In the UK, the idea was suggested by tourist professionals earlier this summer. They thought that extra hour of daylight would encourage tourism later in the year. The initiative appears to have dried up, but no one appears to have pointed out the health advantages that the decision may bring.
That’s because, when darkness falls, people tend to head indoors. Scientists have increasingly been warning about the risk of transmission in enclosed, unventilated spaces, but earlier nights drive people into exactly these sorts of situations.
An extra hour, or even two, of daylight would be likely to keep people outdoors longer, giving hundreds of people a chance to run, cycle or take a paseo (walk) at the end of the day. Of course, many people do these things in the morning, but a quick glance at any town will show you which is the most popular time for these activities.
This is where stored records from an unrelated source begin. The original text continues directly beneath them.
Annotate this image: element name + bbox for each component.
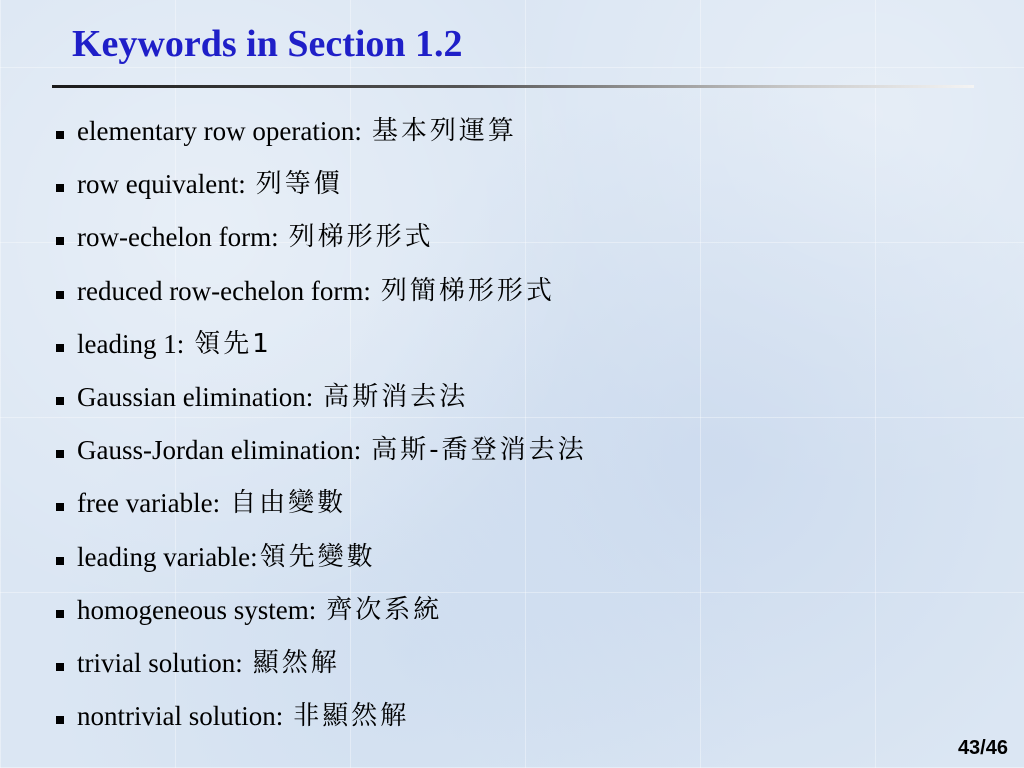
keyword-list — [56, 108, 587, 746]
keyword-translation: 領先1 — [194, 328, 272, 359]
title-divider — [52, 85, 974, 88]
page-number: 43/46 — [957, 737, 1008, 759]
keyword-item — [56, 108, 587, 161]
keyword-term: Gaussian elimination: — [77, 381, 314, 412]
square-bullet-icon — [56, 716, 64, 724]
keyword-term: row-echelon form: — [77, 222, 279, 253]
keyword-translation: 非顯然解 — [293, 701, 410, 732]
keyword-translation: 列梯形形式 — [288, 222, 434, 253]
keyword-item — [56, 640, 587, 693]
square-bullet-icon — [56, 291, 64, 299]
square-bullet-icon — [56, 131, 64, 139]
keyword-term: homogeneous system: — [77, 594, 317, 625]
square-bullet-icon — [56, 397, 64, 405]
keyword-term: elementary row operation: — [77, 116, 362, 146]
keyword-item — [56, 534, 587, 587]
keyword-translation: 列簡梯形形式 — [380, 275, 555, 306]
keyword-translation: 齊次系統 — [326, 594, 443, 625]
keyword-term: Gauss-Jordan elimination: — [77, 435, 362, 466]
keyword-translation: 自由變數 — [230, 488, 347, 519]
square-bullet-icon — [56, 503, 64, 511]
keyword-item — [56, 161, 587, 214]
keyword-term: leading variable: — [77, 541, 258, 572]
keyword-term: reduced row-echelon form: — [77, 275, 371, 306]
square-bullet-icon — [56, 450, 64, 458]
keyword-item — [56, 374, 587, 427]
keyword-term: leading 1: — [77, 328, 185, 359]
keyword-item — [56, 321, 587, 374]
keyword-item — [56, 268, 587, 321]
square-bullet-icon — [56, 184, 64, 192]
keyword-translation: 領先變數 — [259, 541, 376, 572]
keyword-item — [56, 693, 587, 746]
keyword-translation: 高斯消去法 — [323, 381, 469, 412]
square-bullet-icon — [56, 663, 64, 671]
keyword-term: trivial solution: — [77, 647, 243, 678]
square-bullet-icon — [56, 237, 64, 245]
keyword-item — [56, 214, 587, 267]
keyword-translation: 高斯-喬登消去法 — [371, 435, 587, 466]
keyword-translation: 列等價 — [255, 169, 343, 200]
keyword-term: nontrivial solution: — [77, 701, 284, 732]
keyword-translation: 基本列運算 — [371, 116, 517, 146]
keyword-item — [56, 480, 587, 533]
square-bullet-icon — [56, 610, 64, 618]
slide-title: Keywords in Section 1.2 — [72, 23, 463, 65]
square-bullet-icon — [56, 344, 64, 352]
keyword-translation: 顯然解 — [252, 647, 340, 678]
square-bullet-icon — [56, 557, 64, 565]
keyword-item — [56, 427, 587, 480]
keyword-term: free variable: — [77, 488, 221, 519]
keyword-item — [56, 587, 587, 640]
keyword-term: row equivalent: — [77, 169, 246, 200]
Another one of the reasons given for putting the clocks back is to allow extra daylight in the morning for people preparing for and going to work. But at the moment, with entire sectors of the economy still on furlough schemes, a rise in working from home and increased unemployment, fewer people are going to and from work than ever. Hundreds of thousands of schoolchildren are also on a split-shift system which means many of them will be going home in darkness this winter. Repeated surveys have shown that twilight is the most dangerous time on Spanish roads, so surely it makes sense to get kids home in the daytime
Lanzarote can also afford to play around with time. Being closer to the equator, it has much longer days than northern Europe at this time of year. On the shortest day, December 21st, the sun will rise at quarter to eight in the morning and set at six, giving a day lasting 10 hours and 20 minutes – two and a half hours longer than London, and almost three and a half longer than Glasgow.
Finally, there is tourism. Anyone who comes to Lanzarote in the winter months will be making a big decision. Most tourists aren’t early birds, so shouldn’t we offer them a bonus of an extra hour of that sunshine which they’ve travelled so far for?
Admittedly, any change in the current routine is unlikely, as it would have to be proposed by the Canarian Government and approved by central government, but as the lockdown showed, things can change fast in an emergency.